Accordingly, I would allow the appeal to the extent of setting aside the convictions in relation to counts 1 and 7.
The fine
The appellant submits that, in these circumstances, the fine imposed is manifestly excessive. In R v Morse,[7] King CJ identified the factors to be considered in determining whether a sentence is manifestly excessive. They are the maximum sentences prescribed by law, the standards of sentencing currently observed for offences of that kind, the seriousness of the offence committed when compared to other offences of its kind, and the personal circumstances of the offender. The relevant principles are explained by the High Court in Hili v The Queen,[8] where French CJ, Gummow, Hayne, Crennan, Kiefel and Bell JJ said that manifest excess in sentencing is a conclusion. They explained, citing Wong v The Queen,[9] that:[10]
...[a]ppellate intervention on the ground that sentence is manifestly excessive or manifestly inadequate “is not justified simply because the result arrived at below is markedly different from other sentences that have been imposed in other cases”. Rather, as the plurality went on to say in Wong, “[i]ntervention is warranted only where the difference is such that, in all the circumstances, the appellate court concludes that there must have been some misapplication of principle, even though where and how is not apparent from the statement of reasons”. But, by its very nature, that is a conclusion that does not admit of lengthy exposition.
[Footnote omitted.]
[7] (1979) 23 SASR 98 at 99.
[8] [2010] HCA 45, (2010) 242 CLR 520.
[9] [2001] HCA 64, (2001) 207 CLR 584.
[10] [2010] HCA 45 at [59], (2010) 242 CLR 520 at 538-539.

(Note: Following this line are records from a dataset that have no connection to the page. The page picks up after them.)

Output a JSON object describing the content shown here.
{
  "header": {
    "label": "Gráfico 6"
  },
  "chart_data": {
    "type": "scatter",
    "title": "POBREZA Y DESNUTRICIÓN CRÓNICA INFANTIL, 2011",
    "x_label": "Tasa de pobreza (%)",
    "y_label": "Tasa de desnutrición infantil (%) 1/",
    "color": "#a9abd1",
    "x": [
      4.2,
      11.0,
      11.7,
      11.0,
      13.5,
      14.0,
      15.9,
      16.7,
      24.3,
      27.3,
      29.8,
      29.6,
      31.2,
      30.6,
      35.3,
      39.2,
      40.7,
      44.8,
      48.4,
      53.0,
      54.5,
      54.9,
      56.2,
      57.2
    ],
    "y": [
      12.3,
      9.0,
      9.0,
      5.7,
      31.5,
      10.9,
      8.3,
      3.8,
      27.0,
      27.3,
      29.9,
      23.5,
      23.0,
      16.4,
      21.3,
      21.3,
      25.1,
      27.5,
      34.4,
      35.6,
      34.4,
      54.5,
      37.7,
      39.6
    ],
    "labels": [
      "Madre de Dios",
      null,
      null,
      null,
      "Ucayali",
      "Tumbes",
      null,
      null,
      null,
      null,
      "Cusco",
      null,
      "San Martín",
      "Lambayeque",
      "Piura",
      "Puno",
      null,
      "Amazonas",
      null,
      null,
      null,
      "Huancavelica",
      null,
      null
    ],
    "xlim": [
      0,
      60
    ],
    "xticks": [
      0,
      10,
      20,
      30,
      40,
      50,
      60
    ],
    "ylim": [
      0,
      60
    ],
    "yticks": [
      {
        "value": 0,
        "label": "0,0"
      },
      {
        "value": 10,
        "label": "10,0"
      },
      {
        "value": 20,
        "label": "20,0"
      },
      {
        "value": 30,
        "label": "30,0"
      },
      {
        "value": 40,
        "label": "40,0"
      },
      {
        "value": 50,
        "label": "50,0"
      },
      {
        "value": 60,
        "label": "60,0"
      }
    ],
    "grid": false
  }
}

The starting point for consideration of this submission is recognition that the appellant is guilty of all three offences, notwithstanding that I would not impose a conviction in relation to two of them. The maximum penalty that could be imposed[11] is a fine of $15,000. The appellant was entitled to credit for his previous good character. He was entitled to a 30 per cent discount for his pleas of guilty. The magistrate had regard to these matters. I do not consider that, in fixing the fine, the magistrate had regard to the factual error which vitiated the exercise of his discretion to impose a conviction. There is no process error demonstrated.
[11] Pursuant to s 18A of the Sentencing Act.

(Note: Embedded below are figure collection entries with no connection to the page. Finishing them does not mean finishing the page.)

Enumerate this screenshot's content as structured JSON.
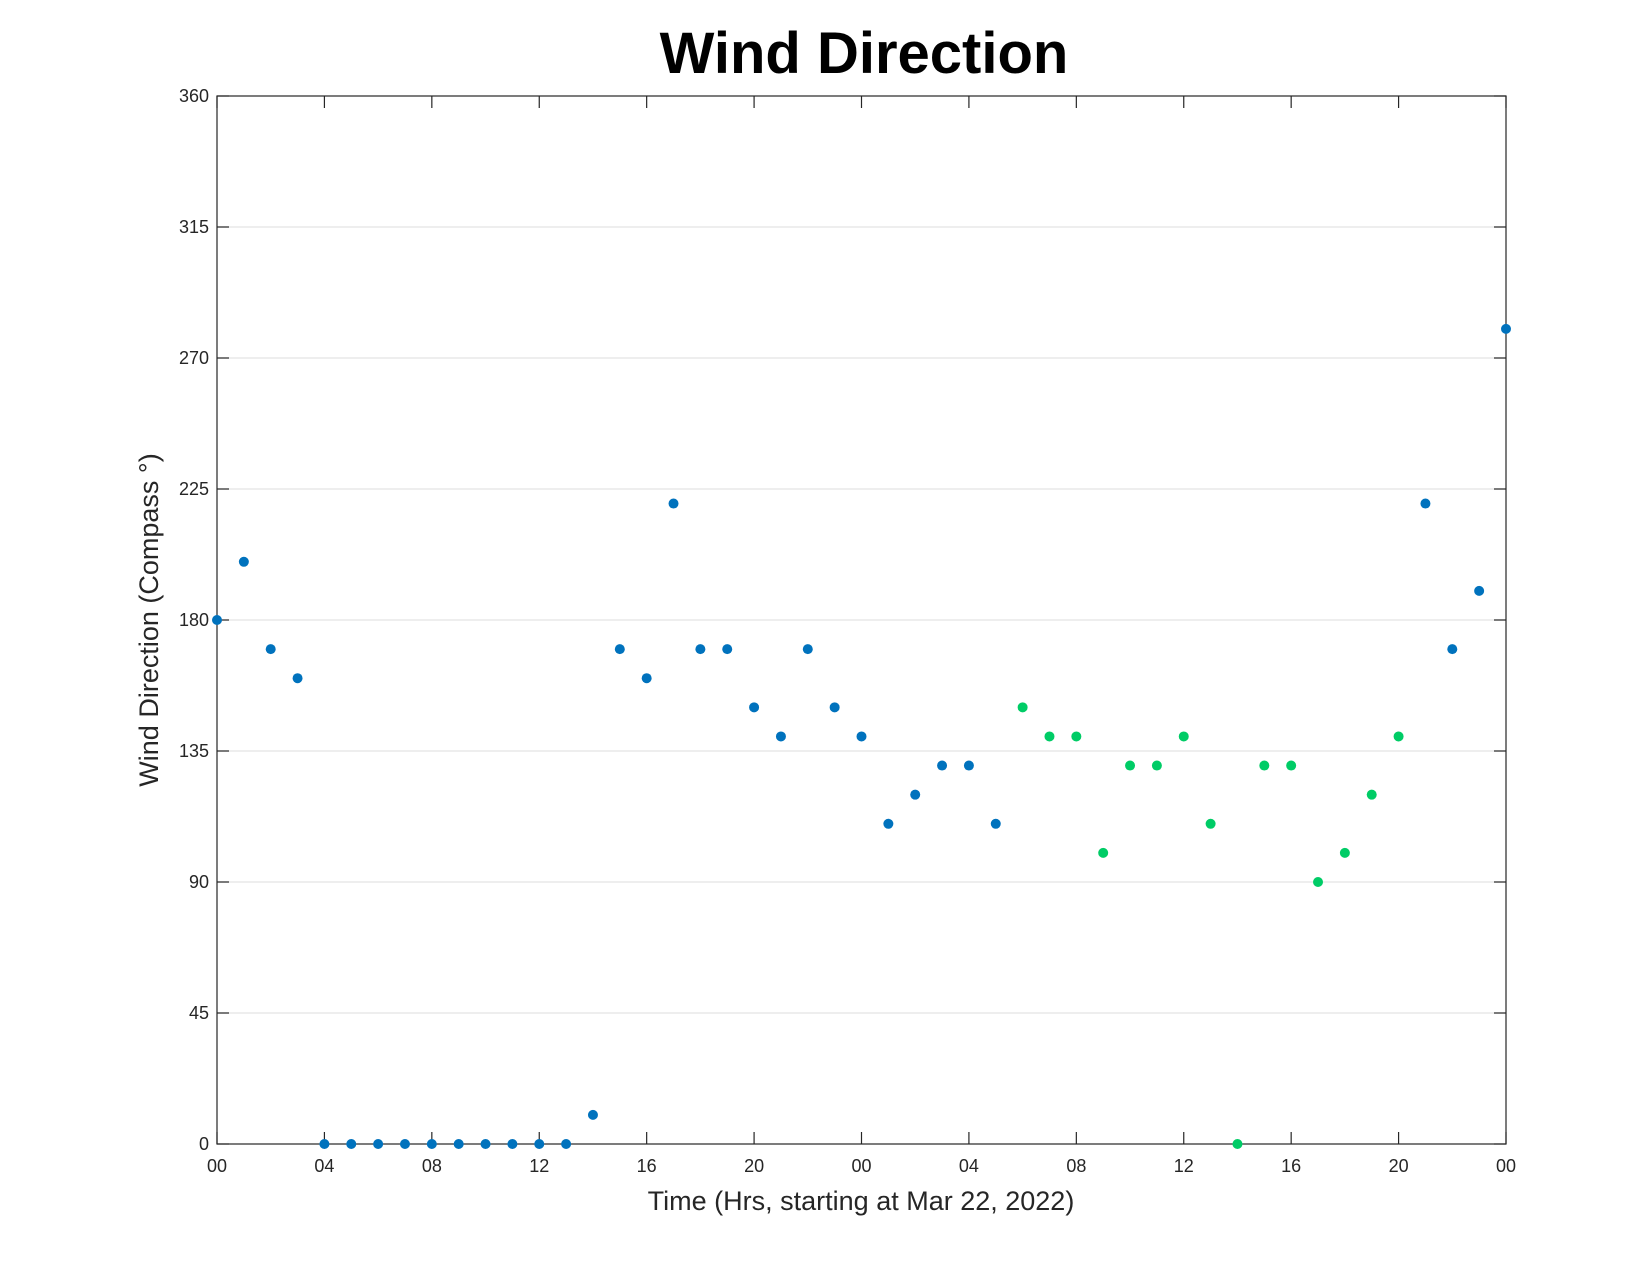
{
  "chart_data": {
    "type": "scatter",
    "title": "Wind Direction",
    "xlabel": "Time (Hrs, starting at Mar 22, 2022)",
    "ylabel": "Wind Direction (Compass °)",
    "xlim": [
      0,
      48
    ],
    "ylim": [
      0,
      360
    ],
    "y_ticks": [
      0,
      45,
      90,
      135,
      180,
      225,
      270,
      315,
      360
    ],
    "x_ticks": [
      {
        "x": 0,
        "label": "00"
      },
      {
        "x": 4,
        "label": "04"
      },
      {
        "x": 8,
        "label": "08"
      },
      {
        "x": 12,
        "label": "12"
      },
      {
        "x": 16,
        "label": "16"
      },
      {
        "x": 20,
        "label": "20"
      },
      {
        "x": 24,
        "label": "00"
      },
      {
        "x": 28,
        "label": "04"
      },
      {
        "x": 32,
        "label": "08"
      },
      {
        "x": 36,
        "label": "12"
      },
      {
        "x": 40,
        "label": "16"
      },
      {
        "x": 44,
        "label": "20"
      },
      {
        "x": 48,
        "label": "00"
      }
    ],
    "grid": true,
    "series": [
      {
        "color": "#0072BD",
        "points": [
          [
            0,
            180
          ],
          [
            1,
            200
          ],
          [
            2,
            170
          ],
          [
            3,
            160
          ],
          [
            4,
            0
          ],
          [
            5,
            0
          ],
          [
            6,
            0
          ],
          [
            7,
            0
          ],
          [
            8,
            0
          ],
          [
            9,
            0
          ],
          [
            10,
            0
          ],
          [
            11,
            0
          ],
          [
            12,
            0
          ],
          [
            13,
            0
          ],
          [
            14,
            10
          ],
          [
            15,
            170
          ],
          [
            16,
            160
          ],
          [
            17,
            220
          ],
          [
            18,
            170
          ],
          [
            19,
            170
          ],
          [
            20,
            150
          ],
          [
            21,
            140
          ],
          [
            22,
            170
          ],
          [
            23,
            150
          ],
          [
            24,
            140
          ],
          [
            25,
            110
          ],
          [
            26,
            120
          ],
          [
            27,
            130
          ],
          [
            28,
            130
          ],
          [
            29,
            110
          ],
          [
            45,
            220
          ],
          [
            46,
            170
          ],
          [
            47,
            190
          ],
          [
            48,
            280
          ]
        ]
      },
      {
        "color": "#00CC66",
        "points": [
          [
            30,
            150
          ],
          [
            31,
            140
          ],
          [
            32,
            140
          ],
          [
            33,
            100
          ],
          [
            34,
            130
          ],
          [
            35,
            130
          ],
          [
            36,
            140
          ],
          [
            37,
            110
          ],
          [
            38,
            0
          ],
          [
            39,
            130
          ],
          [
            40,
            130
          ],
          [
            41,
            90
          ],
          [
            42,
            100
          ],
          [
            43,
            120
          ],
          [
            44,
            140
          ]
        ]
      }
    ]
  }
}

In my view, the fine imposed is within the range of penalties that could be imposed, having regard to the circumstances of the offending and the appellant’s personal circumstances. There is no outcome error.
I would dismiss the ground of appeal that the fine imposed was manifestly excessive.
Conclusion
In the circumstances, given I would allow the appeal in order to set aside two of the convictions, I am prepared to grant an extension of time to 2 May 2018 within which to institute the appeal.
I would allow the appeal and set aside the convictions recorded in relation to counts 1 and 7. I would not interfere with the conviction in relation to count 2 and the fine of $2,100.